Hackney Wick was once known for its edgy creative vibe, a neighbourhood of studios and warehouses where things got done but hardly anybody lived. Times are changing.
This is The Wallis, a new residential development on the corner of Wallis Road and Berkshire Road. It's famous as the site of the factory where the world's first synthetic plastic - Parkesine - was developed. It's going to be flats with a Sainsbury's underneath.
To be fair, the warehouse the developers knocked down was thrown up in the 1950s, whereas Parkesine was invented in the 1860s, so nothing of significant heritage value was lost. To be further fair, the four buildings that do survive from the original Parkesine Works are being retained and restored and hemmed into a yard round the back. But all that passers-by will see is a modern brick apartment building looking like any other modern brick apartment building, and that's pretty much how Hackney Wick is going.
Only one building at the Wallis Road crossroads will survive, a 1920s social centre for local workers, but on the other three corners everything will be modern flats. Further along Wallis Road expect further apartment blocks replacing every building that isn't an 'individual heritage asset', which is most of them. Telford Homes are well underway building Stone Studios, a dense wodge of 110 flats "ideal for investors", while planning applications are already in to replace the variety of warehouses on the northern side. The Olympic effect is very real round here, just somewhat delayed.
I've been for a walk around Hackney Wick to try to survey what's gone, what's going and what's likely to survive.
The red zones are 21st century flats, already complete.
The orange zones are flats under construction (The Wallis is the top one).
The yellow zones are cleared and vacant, awaiting development.
Pink shows where development will, or may, take place.
The largest red zone is also the most recent. It's The Bagel Factory, like so many developments named after the building destroyed to create it. Five years ago gorgeous smells still wafted across the area from Mr Bagels, two years ago construction was well underway, and today 140 households are enjoying German-engineered kitchens with a 'renovated warehouse' feel. It's not a bad development of its type but a tad monolithic, and with concierge desks that look far too luxurious for anything here to be affordable.
Across White Post Lane is a long thin parcel of contaminated land surrounded by a ten foot high brick wall - one of the yellow zones on my map. This is the site of the Hope Chemical Works, importers of American crude oil and at one time the UK's main crude petroleum distillery. In 1893 the owners coined the word 'petrol' to describe their main product, which is one heck of a linguistic claim to fame. But since 1971 the site's been empty, and its unbroken wall is increasingly a canvas for some of Hackney Wick's famous graffiti. I'm amazed to see that what's planned here is a 240-room hotel comprising two six-storey blocks linked by a skybridge, plus workspace and foodiespace at ground level. The 150 year-old wall will not survive, summarily dismissed as "a non-designated heritage asset".

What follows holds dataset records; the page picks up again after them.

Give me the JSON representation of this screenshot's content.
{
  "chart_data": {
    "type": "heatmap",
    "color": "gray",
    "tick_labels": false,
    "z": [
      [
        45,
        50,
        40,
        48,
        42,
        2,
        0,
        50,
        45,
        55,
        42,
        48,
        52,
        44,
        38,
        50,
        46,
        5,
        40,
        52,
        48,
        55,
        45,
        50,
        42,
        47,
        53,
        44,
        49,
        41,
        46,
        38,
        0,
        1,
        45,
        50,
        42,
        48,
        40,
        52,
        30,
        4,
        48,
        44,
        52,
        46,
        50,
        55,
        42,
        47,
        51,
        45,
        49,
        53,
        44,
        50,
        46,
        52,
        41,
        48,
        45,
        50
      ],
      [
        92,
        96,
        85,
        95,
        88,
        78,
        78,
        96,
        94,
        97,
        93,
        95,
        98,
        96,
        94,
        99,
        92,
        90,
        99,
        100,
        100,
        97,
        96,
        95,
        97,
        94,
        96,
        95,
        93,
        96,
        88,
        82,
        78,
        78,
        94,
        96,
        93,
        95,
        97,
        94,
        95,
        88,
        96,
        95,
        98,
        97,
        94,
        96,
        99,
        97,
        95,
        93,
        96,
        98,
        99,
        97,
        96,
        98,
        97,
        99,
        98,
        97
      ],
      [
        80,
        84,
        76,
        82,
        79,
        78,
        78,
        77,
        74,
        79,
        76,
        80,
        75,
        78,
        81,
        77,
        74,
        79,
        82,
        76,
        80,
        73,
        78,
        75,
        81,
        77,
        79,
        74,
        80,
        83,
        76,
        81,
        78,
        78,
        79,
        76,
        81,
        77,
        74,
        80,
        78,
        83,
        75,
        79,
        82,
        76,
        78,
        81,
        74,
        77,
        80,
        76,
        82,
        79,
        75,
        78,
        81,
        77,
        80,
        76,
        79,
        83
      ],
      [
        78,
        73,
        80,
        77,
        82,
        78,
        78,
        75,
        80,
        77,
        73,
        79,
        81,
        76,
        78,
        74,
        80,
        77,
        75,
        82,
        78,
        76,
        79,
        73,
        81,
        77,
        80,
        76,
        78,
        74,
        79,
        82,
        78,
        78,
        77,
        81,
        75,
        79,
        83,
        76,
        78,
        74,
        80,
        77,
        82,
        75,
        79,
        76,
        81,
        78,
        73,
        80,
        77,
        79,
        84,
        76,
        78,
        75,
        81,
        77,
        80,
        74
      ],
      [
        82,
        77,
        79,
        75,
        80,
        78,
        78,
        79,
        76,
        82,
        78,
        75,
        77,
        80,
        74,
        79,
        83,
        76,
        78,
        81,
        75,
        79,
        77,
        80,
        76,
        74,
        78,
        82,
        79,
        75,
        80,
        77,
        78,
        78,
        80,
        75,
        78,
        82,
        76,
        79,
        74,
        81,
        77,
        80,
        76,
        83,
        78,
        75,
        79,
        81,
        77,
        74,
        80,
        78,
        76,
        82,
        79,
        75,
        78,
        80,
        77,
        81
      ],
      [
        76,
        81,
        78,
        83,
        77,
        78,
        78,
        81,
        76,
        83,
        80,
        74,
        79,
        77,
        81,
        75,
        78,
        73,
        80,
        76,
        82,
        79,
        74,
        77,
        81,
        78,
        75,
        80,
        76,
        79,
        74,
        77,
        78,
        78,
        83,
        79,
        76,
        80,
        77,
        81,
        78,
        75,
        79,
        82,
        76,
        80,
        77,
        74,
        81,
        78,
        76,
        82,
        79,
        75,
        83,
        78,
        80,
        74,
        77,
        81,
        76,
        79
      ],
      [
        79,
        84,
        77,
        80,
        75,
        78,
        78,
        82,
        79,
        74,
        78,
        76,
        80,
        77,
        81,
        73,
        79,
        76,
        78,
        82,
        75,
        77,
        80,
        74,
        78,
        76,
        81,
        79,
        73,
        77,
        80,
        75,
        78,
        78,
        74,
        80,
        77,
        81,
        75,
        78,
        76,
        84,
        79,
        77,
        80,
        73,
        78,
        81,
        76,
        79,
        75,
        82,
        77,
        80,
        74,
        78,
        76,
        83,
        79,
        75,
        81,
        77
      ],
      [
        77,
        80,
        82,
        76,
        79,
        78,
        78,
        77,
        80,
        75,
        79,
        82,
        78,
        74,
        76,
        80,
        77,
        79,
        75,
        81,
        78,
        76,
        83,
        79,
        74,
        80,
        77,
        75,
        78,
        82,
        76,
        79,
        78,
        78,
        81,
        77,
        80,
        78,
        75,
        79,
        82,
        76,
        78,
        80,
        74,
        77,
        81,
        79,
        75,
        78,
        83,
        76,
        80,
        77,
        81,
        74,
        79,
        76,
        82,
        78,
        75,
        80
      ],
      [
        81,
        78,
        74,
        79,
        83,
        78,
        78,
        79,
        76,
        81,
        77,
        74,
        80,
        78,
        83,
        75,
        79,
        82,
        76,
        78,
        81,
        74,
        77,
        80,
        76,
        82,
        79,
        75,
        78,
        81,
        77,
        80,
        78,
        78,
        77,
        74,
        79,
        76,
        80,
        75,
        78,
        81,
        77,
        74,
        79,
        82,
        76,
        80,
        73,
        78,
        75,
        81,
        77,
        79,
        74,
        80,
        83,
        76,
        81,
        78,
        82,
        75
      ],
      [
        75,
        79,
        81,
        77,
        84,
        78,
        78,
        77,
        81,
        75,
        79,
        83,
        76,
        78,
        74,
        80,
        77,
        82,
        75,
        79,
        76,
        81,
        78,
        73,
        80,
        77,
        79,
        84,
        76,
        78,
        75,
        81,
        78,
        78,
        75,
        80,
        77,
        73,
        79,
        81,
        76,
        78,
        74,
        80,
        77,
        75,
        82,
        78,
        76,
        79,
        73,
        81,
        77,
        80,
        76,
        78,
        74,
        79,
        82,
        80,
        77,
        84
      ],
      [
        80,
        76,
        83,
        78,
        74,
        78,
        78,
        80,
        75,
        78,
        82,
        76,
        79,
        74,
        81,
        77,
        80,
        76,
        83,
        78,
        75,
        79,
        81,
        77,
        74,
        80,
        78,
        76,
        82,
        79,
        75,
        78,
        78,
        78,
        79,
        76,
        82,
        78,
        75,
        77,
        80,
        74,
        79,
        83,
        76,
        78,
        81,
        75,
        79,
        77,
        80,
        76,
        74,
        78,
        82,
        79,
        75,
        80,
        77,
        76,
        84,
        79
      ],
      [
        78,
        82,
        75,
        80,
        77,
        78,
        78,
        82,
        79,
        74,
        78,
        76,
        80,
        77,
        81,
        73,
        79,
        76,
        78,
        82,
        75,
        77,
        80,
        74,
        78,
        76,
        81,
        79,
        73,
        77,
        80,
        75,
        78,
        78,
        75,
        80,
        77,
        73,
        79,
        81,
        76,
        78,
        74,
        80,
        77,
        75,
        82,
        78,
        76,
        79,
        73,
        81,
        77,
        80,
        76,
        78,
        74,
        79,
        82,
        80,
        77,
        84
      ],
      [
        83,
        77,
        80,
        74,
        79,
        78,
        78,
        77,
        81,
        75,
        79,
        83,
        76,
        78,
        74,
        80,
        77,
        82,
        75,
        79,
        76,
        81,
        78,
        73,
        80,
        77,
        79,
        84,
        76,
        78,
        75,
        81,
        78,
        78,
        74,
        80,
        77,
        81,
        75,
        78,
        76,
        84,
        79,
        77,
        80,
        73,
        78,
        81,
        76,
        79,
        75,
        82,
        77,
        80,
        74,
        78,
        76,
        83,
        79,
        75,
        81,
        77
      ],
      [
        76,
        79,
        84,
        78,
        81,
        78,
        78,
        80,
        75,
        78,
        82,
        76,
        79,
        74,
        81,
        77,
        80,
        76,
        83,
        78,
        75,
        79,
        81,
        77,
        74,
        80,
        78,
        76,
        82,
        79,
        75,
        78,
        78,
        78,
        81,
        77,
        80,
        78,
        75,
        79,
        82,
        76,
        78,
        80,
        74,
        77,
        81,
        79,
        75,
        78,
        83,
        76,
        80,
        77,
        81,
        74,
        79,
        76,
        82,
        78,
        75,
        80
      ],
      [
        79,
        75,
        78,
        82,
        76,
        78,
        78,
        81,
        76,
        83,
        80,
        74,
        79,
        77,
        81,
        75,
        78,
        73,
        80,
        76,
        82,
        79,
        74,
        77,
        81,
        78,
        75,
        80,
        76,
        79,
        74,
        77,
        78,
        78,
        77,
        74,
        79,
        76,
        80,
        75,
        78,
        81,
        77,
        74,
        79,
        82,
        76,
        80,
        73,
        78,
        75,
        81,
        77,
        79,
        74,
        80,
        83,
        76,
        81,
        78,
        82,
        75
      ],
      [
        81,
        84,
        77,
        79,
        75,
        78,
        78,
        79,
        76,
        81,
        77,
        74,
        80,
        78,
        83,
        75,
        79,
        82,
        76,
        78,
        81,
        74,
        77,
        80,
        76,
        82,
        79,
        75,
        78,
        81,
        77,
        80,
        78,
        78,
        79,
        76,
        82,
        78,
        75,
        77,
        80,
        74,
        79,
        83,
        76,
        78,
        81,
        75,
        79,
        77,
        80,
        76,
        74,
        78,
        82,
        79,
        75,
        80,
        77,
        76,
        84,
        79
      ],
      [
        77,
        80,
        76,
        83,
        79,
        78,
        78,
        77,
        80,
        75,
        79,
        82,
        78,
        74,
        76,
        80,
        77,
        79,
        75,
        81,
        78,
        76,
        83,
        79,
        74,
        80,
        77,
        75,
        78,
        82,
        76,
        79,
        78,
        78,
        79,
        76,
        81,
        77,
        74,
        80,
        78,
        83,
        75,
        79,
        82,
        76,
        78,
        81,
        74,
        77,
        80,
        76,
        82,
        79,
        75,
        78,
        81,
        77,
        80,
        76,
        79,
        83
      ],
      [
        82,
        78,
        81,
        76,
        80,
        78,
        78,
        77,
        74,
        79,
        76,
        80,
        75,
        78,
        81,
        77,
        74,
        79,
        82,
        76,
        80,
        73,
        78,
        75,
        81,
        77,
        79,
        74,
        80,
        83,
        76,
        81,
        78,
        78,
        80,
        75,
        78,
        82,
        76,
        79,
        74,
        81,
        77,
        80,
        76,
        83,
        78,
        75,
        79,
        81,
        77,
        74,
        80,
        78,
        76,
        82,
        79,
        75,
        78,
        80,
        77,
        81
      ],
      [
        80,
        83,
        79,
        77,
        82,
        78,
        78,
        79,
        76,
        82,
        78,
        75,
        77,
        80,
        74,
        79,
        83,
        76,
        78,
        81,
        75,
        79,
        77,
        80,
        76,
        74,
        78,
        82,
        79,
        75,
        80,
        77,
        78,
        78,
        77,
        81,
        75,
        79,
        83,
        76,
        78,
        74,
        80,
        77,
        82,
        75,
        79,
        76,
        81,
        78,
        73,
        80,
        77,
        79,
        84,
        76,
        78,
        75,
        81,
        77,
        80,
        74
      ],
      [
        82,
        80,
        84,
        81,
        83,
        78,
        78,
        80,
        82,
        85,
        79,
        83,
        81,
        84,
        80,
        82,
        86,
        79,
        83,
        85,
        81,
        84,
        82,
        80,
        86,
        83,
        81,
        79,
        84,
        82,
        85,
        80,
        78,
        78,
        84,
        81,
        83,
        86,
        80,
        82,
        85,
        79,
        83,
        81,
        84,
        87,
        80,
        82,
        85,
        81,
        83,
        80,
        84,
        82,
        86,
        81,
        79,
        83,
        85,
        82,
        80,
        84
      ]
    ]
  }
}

The other yellow zone on my map, between Trego Road and the Hertford Union Canal, is enormous. Formerly it was the McGrath waste transfer station, a smelly business few will have been sad to see the back of, and one day it'll be a Galliard Homes development called Wickside. Another 500 homes are pencilled in across seven acres, plus a linear canalside strip amusingly called a park. But redevelopment is moving at a glacial pace, and at present the site is littered with piles of rubble, the occasional mothballed warehouse and a noisy guard dog in the back of a van surprised that anyone's walked anywhere near.
Not everything's disappearing. Lion Works' eclectic warehouse cluster will survive, the Eton Mission boathouse is secure and the shell of the Lord Napier pub remains a centrepiece. But for the time being Hackney Wick is very much a chequerboard mix of old and new. Walk some streets and an air of dereliction still pervades, walk others and you could be in the middle of an estate agent's brochure.
Yesterday I watched one young couple pose for a professional photographer in front of sun-drenched graffiti, while on the other side of the wall a driver manhandled a mattress out of his van into a crumbling warehouse. Incomers waited patiently for a latte from the pop-up hipster joint by the station, while mechanics from the vehicle bodyworks on Chapman Road were content with another cuppa outside Mapps caff. The cramped grocery store on Wallis Road still sells own brand comestibles to members of the studio collective nextdoor, whereas three of the shops in Felstead Street are called Béton Brut, Vinyl Pimp and Frankenbike, suggesting the gentrification battle is already over.
We need new places to live, and Hackney Wick has the potential to furnish thousands more. But with every block redeveloped and every wall demolished, any reason to make a special visit ebbs away. The developers taking advantage of Hackney Wick's edgy vibe are inexorably destroying it, like moths nibbling at a favourite blanket.